2. Paste actual input.
3. Let the model generate the output and repeat rules and the example.
4. If the output is wrong, provide feedback, corrections, or a small correct example. Ask the model the update rules and the canonical example. Let it regenerate the output. Optionally iterate rule changes.
5. Repeat with new input from step 2.

This is more convenient and gives the model more opportunities to be smart and useful, but it also gives it a lot of opportunities to corrupt the rules and it strains context window even more than before.

Context windows and character limits

The biggest current limitation is that GPT-4 cuts off its answer after 8K output characters. That's less than 2K tokens, way below GPT-4's 8K context window length. I can ask it to continue, but the remaining output is often messed up and sewing two parts of it together is a nuisance. Bard even limits queries to 10K characters. Sometimes I can split the task into smaller chunks. Other times the task is just too complicated to be solvable within the current limits. Maybe OpenAI API does not have character limit (no mention of it anywhere), but API is currently too much of an inconvenience for me and it's likely to get expensive when used to apply a script to a lot of inputs.
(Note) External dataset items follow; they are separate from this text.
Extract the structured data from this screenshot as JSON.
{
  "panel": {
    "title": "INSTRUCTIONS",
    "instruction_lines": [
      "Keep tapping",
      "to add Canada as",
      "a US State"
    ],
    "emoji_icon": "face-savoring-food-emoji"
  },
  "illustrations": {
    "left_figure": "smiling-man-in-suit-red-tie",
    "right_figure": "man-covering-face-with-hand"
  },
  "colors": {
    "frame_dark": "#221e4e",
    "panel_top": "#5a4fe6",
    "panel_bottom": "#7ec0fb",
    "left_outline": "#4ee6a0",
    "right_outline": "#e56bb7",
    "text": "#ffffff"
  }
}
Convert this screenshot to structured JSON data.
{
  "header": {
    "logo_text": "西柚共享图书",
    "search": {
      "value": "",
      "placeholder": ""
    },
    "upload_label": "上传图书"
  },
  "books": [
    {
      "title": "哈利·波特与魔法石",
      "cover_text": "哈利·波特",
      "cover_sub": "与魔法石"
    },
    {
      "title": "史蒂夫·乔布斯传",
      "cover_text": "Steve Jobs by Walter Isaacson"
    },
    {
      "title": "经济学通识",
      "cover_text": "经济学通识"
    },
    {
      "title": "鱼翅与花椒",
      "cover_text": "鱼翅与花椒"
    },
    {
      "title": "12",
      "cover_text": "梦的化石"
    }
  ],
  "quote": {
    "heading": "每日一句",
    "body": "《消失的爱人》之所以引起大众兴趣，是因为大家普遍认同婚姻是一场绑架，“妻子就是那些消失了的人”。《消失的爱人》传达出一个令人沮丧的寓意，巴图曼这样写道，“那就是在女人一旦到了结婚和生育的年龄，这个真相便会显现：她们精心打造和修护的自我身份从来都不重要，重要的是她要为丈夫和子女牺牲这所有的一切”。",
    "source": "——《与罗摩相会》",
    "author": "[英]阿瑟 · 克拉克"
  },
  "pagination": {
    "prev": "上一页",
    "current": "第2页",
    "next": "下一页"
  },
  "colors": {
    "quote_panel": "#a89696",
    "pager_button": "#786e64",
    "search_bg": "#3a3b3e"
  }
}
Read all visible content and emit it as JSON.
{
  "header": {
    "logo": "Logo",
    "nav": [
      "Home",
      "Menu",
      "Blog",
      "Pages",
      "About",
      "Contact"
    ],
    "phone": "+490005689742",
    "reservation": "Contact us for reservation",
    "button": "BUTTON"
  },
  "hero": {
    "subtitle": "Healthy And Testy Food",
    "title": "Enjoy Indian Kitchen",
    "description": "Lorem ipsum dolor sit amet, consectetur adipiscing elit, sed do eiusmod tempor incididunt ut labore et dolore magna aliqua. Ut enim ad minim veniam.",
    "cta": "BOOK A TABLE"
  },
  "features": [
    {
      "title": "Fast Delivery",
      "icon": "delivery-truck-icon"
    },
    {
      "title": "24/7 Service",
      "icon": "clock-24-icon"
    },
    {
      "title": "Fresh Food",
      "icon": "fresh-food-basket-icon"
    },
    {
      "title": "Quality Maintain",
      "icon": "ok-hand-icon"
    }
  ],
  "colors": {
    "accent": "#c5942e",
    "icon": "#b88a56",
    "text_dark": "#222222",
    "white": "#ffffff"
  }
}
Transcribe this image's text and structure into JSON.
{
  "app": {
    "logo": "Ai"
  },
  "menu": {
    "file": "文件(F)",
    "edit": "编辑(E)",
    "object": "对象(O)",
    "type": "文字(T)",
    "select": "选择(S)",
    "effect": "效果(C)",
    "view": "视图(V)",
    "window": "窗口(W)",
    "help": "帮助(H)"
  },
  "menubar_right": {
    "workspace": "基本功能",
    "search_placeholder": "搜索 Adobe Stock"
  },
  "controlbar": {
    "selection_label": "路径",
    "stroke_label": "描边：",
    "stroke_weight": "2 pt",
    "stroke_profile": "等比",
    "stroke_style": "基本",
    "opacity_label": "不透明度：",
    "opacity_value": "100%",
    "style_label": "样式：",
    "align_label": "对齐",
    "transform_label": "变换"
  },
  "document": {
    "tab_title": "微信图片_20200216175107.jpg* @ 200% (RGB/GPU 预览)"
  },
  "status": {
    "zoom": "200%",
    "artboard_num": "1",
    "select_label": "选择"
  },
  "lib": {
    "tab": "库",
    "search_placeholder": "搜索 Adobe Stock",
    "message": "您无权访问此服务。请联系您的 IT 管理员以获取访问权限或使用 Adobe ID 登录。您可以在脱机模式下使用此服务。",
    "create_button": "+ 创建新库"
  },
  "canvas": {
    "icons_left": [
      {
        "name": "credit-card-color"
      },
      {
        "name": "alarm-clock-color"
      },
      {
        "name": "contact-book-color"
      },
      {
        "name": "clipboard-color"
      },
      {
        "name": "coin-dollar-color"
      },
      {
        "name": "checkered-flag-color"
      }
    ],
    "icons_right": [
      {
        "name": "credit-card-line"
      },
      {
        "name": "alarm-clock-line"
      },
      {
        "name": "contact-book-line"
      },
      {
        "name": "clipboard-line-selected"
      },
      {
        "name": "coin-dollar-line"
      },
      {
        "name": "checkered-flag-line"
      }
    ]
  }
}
Beyond character limits, there's context window limit. GPT-4 reportedly has 8K context window and my little experiment seems to confirm that. Forgetting starts beyond 40K characters, which is 8K tokens at 5 characters per token. I estimate Bard's context window to be 4K tokens based on similar experiment. OpenAI has 32K model, but it's API-only and as I have said before, API can be inconvenient and expensive. Anthropic's Claude has 100K window, but it's not available where I live.

I nevertheless believe the technology will improve and get cheaper over time, eventually becoming the default choice for nearly all scripting jobs. Personally, I am already doing most scripting using GPT-4. I am also scripting much more than I used to, because language models make it so easy.

Where does this leave traditional scripting?

Scripting using traditional programming languages will not go extinct. There are scripting tasks that are unsuitable for language models, because some scripts need to have reproducible behavior, some applications are too risky, and processing larger amounts of data requires efficiency that language models by their nature cannot provide. Language model can nevertheless help you develop a script in traditional programming language that you then run separately.